Il gip del tribunale di Siracusa ha convalidato il fermo per il tappezziere Lentinese Massimo Cannone. Dopo essere stato arrestato, era stato lui stesso a cambiare versione e confessare di avere ammazzato la moglie mentre si trovava a letto con le cuffie alle orecchie
Femminicidio Lentini, resta in carcere il marito «L’ho uccisa perché mi sentivo ai domiciliari»

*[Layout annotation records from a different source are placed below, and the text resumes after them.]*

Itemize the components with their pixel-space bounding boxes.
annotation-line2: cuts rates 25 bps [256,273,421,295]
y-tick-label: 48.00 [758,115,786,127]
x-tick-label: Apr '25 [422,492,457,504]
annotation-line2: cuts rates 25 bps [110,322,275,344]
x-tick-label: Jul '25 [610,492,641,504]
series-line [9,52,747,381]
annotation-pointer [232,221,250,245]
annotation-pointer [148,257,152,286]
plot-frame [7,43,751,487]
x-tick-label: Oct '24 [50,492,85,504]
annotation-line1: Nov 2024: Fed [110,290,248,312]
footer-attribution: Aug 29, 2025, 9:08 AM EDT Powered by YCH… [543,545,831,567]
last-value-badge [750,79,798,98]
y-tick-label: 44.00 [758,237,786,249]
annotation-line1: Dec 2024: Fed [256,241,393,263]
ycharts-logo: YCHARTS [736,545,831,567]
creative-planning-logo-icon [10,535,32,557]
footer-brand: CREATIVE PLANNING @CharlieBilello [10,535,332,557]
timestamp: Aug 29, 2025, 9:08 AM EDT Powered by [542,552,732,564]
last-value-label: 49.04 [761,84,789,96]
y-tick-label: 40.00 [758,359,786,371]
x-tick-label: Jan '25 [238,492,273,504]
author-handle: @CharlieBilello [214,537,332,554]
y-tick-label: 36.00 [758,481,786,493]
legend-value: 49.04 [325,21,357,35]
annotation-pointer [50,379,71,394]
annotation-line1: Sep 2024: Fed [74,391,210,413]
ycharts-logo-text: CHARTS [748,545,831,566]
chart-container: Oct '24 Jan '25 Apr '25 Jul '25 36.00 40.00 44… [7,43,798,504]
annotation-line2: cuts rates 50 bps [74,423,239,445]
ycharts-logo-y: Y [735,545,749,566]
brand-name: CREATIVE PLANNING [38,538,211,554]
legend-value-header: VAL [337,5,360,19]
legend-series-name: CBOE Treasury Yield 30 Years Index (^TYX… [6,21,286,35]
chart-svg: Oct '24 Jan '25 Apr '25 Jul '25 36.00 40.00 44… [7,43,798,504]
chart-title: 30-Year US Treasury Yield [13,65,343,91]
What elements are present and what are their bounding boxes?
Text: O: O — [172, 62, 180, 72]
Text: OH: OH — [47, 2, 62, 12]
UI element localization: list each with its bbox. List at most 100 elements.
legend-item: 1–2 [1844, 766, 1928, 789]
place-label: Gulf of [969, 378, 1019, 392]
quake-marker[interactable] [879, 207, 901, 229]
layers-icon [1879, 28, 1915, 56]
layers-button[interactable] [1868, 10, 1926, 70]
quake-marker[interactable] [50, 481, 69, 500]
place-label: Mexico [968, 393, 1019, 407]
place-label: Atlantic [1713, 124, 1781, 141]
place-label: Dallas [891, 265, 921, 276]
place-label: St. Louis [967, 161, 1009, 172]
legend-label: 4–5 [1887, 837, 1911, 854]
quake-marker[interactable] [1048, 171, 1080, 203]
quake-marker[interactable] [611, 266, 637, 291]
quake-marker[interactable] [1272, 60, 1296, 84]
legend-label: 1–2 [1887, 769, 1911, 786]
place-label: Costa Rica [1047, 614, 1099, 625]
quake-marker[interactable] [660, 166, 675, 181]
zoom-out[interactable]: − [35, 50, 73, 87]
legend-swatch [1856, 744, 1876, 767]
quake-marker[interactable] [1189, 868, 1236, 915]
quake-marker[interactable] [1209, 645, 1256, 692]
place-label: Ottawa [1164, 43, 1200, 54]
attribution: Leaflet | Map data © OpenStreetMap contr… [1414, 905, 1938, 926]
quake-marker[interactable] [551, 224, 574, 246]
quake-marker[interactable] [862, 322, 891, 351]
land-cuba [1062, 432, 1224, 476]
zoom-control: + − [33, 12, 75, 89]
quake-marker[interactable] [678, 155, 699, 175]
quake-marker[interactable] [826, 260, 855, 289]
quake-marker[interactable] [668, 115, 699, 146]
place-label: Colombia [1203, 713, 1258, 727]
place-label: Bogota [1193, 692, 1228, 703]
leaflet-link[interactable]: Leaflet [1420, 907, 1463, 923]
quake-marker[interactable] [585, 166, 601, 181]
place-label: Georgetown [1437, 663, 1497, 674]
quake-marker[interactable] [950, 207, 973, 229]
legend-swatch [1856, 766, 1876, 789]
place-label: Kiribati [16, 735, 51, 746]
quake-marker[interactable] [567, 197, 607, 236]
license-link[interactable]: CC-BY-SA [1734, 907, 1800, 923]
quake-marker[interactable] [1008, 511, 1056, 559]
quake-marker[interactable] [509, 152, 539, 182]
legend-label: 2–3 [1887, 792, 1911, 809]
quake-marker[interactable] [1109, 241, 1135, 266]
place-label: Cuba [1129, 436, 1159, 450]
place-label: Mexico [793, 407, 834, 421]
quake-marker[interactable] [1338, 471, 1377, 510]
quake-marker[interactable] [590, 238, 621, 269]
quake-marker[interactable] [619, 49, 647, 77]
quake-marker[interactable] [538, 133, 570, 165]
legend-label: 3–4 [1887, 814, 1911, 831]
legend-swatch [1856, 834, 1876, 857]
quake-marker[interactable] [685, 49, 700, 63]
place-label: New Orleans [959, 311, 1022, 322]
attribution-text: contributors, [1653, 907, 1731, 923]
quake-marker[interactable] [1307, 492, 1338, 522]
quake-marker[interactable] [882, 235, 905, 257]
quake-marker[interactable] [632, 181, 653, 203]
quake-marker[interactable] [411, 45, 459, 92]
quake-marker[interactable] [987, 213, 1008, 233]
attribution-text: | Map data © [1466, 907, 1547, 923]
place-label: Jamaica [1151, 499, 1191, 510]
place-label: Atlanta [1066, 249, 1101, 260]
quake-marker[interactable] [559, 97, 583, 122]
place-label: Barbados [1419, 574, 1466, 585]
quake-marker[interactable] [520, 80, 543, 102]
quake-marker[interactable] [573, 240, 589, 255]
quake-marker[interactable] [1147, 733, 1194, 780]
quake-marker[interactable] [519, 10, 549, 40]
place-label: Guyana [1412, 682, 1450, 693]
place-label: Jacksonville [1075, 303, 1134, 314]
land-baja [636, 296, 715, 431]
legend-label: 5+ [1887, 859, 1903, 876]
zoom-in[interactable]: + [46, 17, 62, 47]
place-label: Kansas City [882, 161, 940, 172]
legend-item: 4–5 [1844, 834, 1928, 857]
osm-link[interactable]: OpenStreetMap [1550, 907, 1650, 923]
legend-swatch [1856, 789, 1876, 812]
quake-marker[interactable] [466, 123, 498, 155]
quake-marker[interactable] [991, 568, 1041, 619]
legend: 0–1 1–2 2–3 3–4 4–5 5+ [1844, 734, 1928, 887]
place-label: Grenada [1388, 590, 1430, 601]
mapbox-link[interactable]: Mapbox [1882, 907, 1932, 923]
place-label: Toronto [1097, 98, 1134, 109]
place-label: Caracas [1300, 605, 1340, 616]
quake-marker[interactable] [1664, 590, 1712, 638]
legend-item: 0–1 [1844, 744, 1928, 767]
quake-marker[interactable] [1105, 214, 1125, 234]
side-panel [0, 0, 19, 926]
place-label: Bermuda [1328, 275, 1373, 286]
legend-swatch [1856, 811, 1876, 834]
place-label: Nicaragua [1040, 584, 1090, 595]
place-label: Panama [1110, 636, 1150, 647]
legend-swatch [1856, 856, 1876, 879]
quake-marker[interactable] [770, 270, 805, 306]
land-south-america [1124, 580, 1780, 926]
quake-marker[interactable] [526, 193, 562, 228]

Resta in carcere Massimo Cannone. «L’ho uccisa perché mi sentivo oppresso, come costretto agli arresti domiciliari da lei». Avrebbe detto questo agli inquirenti il tappezziere di Lentini (Siracusa) dopo essere stato arrestato, per il rischio che stesse organizzando di scappare, con l’accusa di avere ammazzato la moglie 45enne Naima Zahir. Un’accusa che lui stesso ha ammesso dopo avere ritrattato una prima versione, sostenuta durante un lungo interrogatorio, in cui aveva spinto sull’ipotesi che la donna si fosse tolta la vita da sola. A convalidare il fermo è stato il giudice per le indagini preliminari del tribunale di Siracusa, su richiesta del pubblico ministero Gaetano Bono che ha coordinato l’inchiesta della polizia.
Stando a quanto emerso finora, intorno alle 22 di sabato scorso, Cannone avrebbe sferrato alla donna – con cui era sposato da 25 anni – due coltellate al collo. Un delitto avvenuto all’interno della loro abitazione in via Ronchi nel quartiere Santa Maria Vecchia, nel centro storico della cittadina del Siracusano. Lì, nella camera da letto, l’avrebbe colpita mentre la donna era sdraiata con le cuffie alle orecchie per ascoltare la musica e intenta a navigare su internet con il cellulare. Non è ancora chiaro se si sia trattato di un gesto che il tappezziere avesse già pianificato.
In un primo momento Cannone, anche davanti alle telecamere, ha parlato dell’ipotesi di un suicidio o di un’aggressione da parte di qualcuno che era entrato in casa. Una versione che non aveva convinto gli inquirenti e che l’uomo ha poi ritrattato, confessando di avere ucciso Naima. Ed è stato lui a ricostruire come sarebbero andati i fatti quella sera, a partire dalle due pizze surgelate mangiate insieme alla moglie e al figlio. Cannone aveva inoltre ammesso subito di avere provveduto a pulire tutto il sangue con un mocio, inquinando quindi la scena del crimine. Inoltre, anziché chiamare l’ambulanza per soccorrere la moglie, l’uomo sarebbe andato a bere una birra e poi dal fratello – che avrebbe chiamato il 112 – a cui avrebbe raccontato di avere trovato la donna senza vita appena rincasato.